Russian economist Sergei Aleksachenko writes on his blog today:
Often, when discussing statistical reports, it is necessary to say that there are lies, great lies, and statistics. Because, for example, connecting in a single line cheese production and cheese products can give the authorities the evidence of the success of [their] import substitution policies. And the fact that this very product does not contain a single drop of animal fat – this is not the statistical part!
But there are also opposite situations where policy makers act in their own interests and deliberately distort the statistical information. For example, the Bank of Russia is doing great and very high-quality work on the balance of payments, the document, which is one of the most important statistical forms for understanding what is happening in the economic relations of the country with the rest of the world, whether or not there is a threat to the stability of the national currency.
Everybody waits impatiently for the publication of this document, he writes, including the Kremlin.
He recounts how President Putin stated at the “Russia Calling” forum in Moscow this week:
“Compared to last year, net capital outflow from Russia for the first three quarters of this year fell, I beg your attention, five times, to 9.6 billion dollars. I remind [you] that in the first three quarters last year, the export of capital amounted to more than $48 billion.”
Who is forcing him to tells these lies, Aleksashenko queries. And at an event where “at least half of the participants” know he is lying, because they’ve read the Central Bank’s report.
What really happened? Between 2015 and 2016, he says, the Central Bank used a variety of different tools to distort the statistics. And more importantly, “…in 2015, the Bank of Russia gave foreign currency loans, but in 2016 they began to demand their repayment.”
To make the math come out right the so-called “experts” at the Central Bank added additional rows to their chart.

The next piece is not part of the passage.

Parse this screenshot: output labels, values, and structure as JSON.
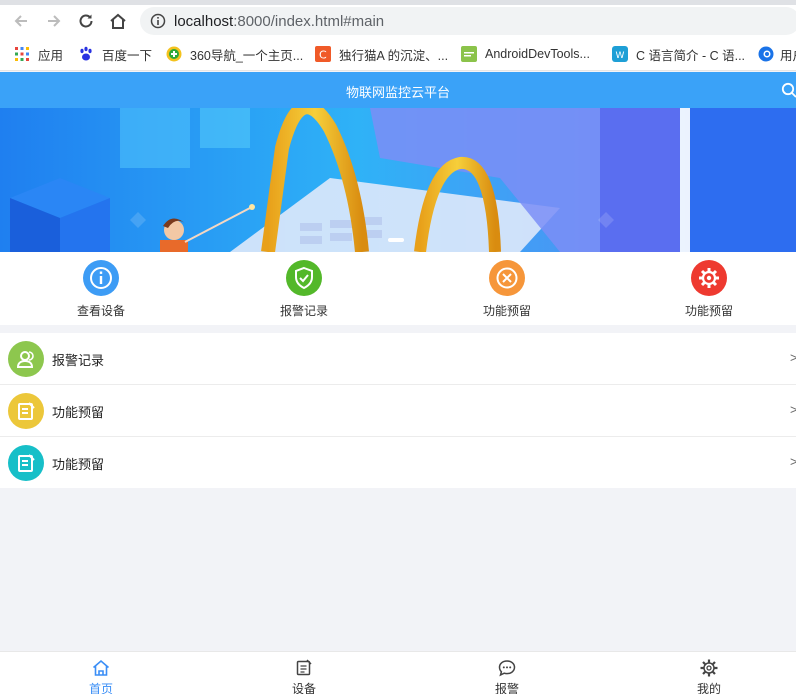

The real numbers are actually $37.7 billion capital outflow in the first three quarters of 2015, and $21.4 billion in the same period of 2015. “The difference [between the two] is not five times, but a little less than two.”
And, Aleksashenko continues, “if we compare the performance of capital outflow with the current account balance – this is the result of economic exchange (trade in good, services, wages, interest and dividends, etc.) between Russia and the rest of the world – that is, there is a difference, and this difference is a large [one].”
Traditionally it is believed that the stability of the balance of payments and, consequently, the Russian ruble is based on a stable surplus in the current account balance. This year, that figure began to decline rapidly, from $54.4 billion for the first 9 months of 2015 to $15.6 billion in the same period of 2016.
And if you compare the volume of capital outflows with the current account balance then, in the version of the Russian President, nothing serious is happening: the outflow of capital is less than the surplus of the current account balance. But in the Central Bank’s version, the weakness manifests itself immediately – the outflow of capital is 50% greater than the surplus in the current account balance. This means that the ruble is not in such a comfortable position as it may seem, looking at its dynamics in recent months.
I am far from thinking that the Russian president himself visits the Central Bank’s website and finds the necessary data. Of course, it is done by his assistants. And when they put clearly inadequate information in the text of the president’s speech, I am plagued by two questions: are they doing it deliberately… or are they [economically] illiterate? And… is the president too illiterate?